Bekämpft einen riesigen Spacewurm in der Demo zu Solar Warden

Sie machen wirklich keine Weltraum-Actionspiele wie Solar Warden mehr. Wenn man genauer drüber nachdenkt, haben sie niemals welche in dieser Form gemacht, außer ihr zählt das wankelmütige X-Com Interceptor dazu. Das derzeit in seiner letzten Kickstarter-Woche steckende Solar Warden ist eine eigentümliche, spannende Mischung aus XCOM-artiger Geoscape-Verwaltung, in Echtzeit ablaufenden Flottenbefehlen und actionreichem Raumkampf mit der Aussicht auf ein paar Descent-inspirierte Begegnungen im finalen Spiel. Ihr könnt (und solltet) die hier zu findende Demo ausprobieren.

Sie ist noch recht unoptimiert und stößt euch direkt ins kalte Wasser, ohne nennenswertes Tutorial. Rüstet euch für eine harte Zeit, solange ihr kein X-Com- und X-Wing-Veteran in Personalunion seid. Abseits der Startschwierigkeiten sehe ich tonnenweise Potenzial in diesem eigenartigen Bündel verschiedener Konzepte, und die Aussicht auf klaustrophobische Tunnelflugmissionen und eine mit Verschwörungen bepackte Geschichte (wie im Kickstarter-Trailer unterhalb) hat definitiv mein Interesse geweckt. Außerdem war der Kampf gegen den Wurmboss in der Demo sehr spaßig, obwohl er meine Asteroiden knackende Fregatte beim ersten Versuch wegfutterte.

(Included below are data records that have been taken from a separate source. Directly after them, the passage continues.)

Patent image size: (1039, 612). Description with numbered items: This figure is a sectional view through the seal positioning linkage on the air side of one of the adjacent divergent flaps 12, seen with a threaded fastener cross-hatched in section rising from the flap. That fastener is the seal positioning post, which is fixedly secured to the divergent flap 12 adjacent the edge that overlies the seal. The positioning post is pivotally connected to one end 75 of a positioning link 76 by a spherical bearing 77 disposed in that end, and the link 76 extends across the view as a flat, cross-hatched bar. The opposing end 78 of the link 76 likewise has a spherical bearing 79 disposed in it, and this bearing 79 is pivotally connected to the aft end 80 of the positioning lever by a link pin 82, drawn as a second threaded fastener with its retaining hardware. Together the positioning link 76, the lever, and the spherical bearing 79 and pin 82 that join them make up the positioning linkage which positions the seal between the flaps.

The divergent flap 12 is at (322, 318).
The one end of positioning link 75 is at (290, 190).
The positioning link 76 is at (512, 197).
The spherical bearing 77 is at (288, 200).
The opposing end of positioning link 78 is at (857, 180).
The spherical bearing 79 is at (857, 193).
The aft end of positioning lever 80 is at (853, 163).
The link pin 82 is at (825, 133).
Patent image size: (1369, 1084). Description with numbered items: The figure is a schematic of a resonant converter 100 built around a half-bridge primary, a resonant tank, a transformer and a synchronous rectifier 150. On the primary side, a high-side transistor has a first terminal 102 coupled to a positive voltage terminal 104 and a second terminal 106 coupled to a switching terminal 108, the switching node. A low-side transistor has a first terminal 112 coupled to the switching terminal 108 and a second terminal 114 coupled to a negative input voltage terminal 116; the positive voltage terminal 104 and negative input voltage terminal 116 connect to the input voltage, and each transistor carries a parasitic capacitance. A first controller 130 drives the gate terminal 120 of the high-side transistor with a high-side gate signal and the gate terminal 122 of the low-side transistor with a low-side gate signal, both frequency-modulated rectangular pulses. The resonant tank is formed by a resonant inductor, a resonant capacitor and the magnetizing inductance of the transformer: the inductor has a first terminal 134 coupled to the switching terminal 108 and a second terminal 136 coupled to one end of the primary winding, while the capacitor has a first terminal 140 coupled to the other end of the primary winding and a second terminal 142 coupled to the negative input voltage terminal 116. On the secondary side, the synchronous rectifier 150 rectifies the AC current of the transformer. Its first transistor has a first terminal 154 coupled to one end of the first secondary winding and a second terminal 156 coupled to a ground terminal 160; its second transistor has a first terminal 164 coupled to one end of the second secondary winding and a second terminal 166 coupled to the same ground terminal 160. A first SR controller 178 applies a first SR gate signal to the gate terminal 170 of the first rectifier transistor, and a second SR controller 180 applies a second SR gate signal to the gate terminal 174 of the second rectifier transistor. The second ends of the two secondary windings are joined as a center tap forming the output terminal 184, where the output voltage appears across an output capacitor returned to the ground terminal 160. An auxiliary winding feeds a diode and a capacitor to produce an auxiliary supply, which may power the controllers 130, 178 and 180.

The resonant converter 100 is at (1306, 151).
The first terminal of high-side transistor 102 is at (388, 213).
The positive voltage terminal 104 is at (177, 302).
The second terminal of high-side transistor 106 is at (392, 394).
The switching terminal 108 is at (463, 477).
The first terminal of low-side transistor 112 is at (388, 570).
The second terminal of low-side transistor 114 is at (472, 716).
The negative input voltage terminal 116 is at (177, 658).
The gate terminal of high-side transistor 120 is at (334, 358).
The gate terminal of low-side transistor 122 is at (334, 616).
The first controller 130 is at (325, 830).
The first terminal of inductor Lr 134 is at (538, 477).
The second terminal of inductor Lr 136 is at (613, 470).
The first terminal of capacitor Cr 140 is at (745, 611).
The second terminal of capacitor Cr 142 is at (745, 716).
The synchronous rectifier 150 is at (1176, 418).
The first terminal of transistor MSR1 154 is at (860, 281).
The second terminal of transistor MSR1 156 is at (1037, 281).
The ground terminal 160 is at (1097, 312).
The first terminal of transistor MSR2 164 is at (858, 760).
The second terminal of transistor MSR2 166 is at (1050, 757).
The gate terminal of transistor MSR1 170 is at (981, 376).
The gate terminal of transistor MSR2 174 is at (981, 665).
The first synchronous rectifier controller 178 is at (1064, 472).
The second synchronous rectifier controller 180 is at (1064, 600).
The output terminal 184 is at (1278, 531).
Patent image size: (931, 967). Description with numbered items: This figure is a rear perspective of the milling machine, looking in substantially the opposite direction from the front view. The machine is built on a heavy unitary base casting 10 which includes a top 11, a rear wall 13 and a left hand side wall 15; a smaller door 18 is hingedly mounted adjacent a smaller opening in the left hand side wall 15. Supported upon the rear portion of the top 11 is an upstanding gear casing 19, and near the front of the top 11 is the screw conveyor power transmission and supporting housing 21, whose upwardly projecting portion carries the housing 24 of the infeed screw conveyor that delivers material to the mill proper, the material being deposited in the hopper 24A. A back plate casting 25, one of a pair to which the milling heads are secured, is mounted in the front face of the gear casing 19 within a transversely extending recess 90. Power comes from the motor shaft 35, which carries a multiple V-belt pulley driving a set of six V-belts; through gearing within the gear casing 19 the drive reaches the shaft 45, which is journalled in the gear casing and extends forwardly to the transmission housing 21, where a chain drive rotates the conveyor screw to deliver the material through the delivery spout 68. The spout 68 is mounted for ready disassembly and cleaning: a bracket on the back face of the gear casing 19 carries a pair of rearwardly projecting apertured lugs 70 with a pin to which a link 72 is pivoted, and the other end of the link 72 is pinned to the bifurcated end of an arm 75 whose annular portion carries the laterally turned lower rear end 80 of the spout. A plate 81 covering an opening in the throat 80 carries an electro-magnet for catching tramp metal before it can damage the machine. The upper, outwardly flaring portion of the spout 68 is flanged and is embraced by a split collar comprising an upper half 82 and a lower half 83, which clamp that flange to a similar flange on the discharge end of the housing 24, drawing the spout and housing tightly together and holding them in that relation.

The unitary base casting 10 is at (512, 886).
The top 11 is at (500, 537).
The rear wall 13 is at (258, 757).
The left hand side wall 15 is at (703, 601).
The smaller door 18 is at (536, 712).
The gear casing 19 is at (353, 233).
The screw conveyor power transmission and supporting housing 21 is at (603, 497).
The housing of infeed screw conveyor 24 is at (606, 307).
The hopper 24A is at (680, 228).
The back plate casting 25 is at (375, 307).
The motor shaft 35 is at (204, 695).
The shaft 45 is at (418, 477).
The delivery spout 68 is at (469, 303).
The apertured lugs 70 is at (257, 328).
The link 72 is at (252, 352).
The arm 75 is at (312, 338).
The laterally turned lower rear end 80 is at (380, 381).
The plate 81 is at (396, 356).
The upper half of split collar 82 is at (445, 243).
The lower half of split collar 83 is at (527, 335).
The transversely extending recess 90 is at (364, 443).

Also, die Erde wird von Aliens angegriffen. Anders als die verstohlenen Außerirdischen in XCOM, die gern Regierungen bestechen und Sektoiden-Scharfschützen in Bauernhäusern verstecken, sind es hier die groben, siliziumbasierten Lebensformen, die auf Asteroiden runter zur Planetenoberfläche rasen. Als Kommandant einer orbitalen Verteidigungsflotte gängelt ihr die Angriffsflieger (beginnend mit einem in der Demo, aber zum Missionsende hat man Zugang zu dreien), um nahende Gesteinsfelsen in der Hoffnung zu knacken, darin versteckte Feinde zu finden. Und dann erschießt ihr sie.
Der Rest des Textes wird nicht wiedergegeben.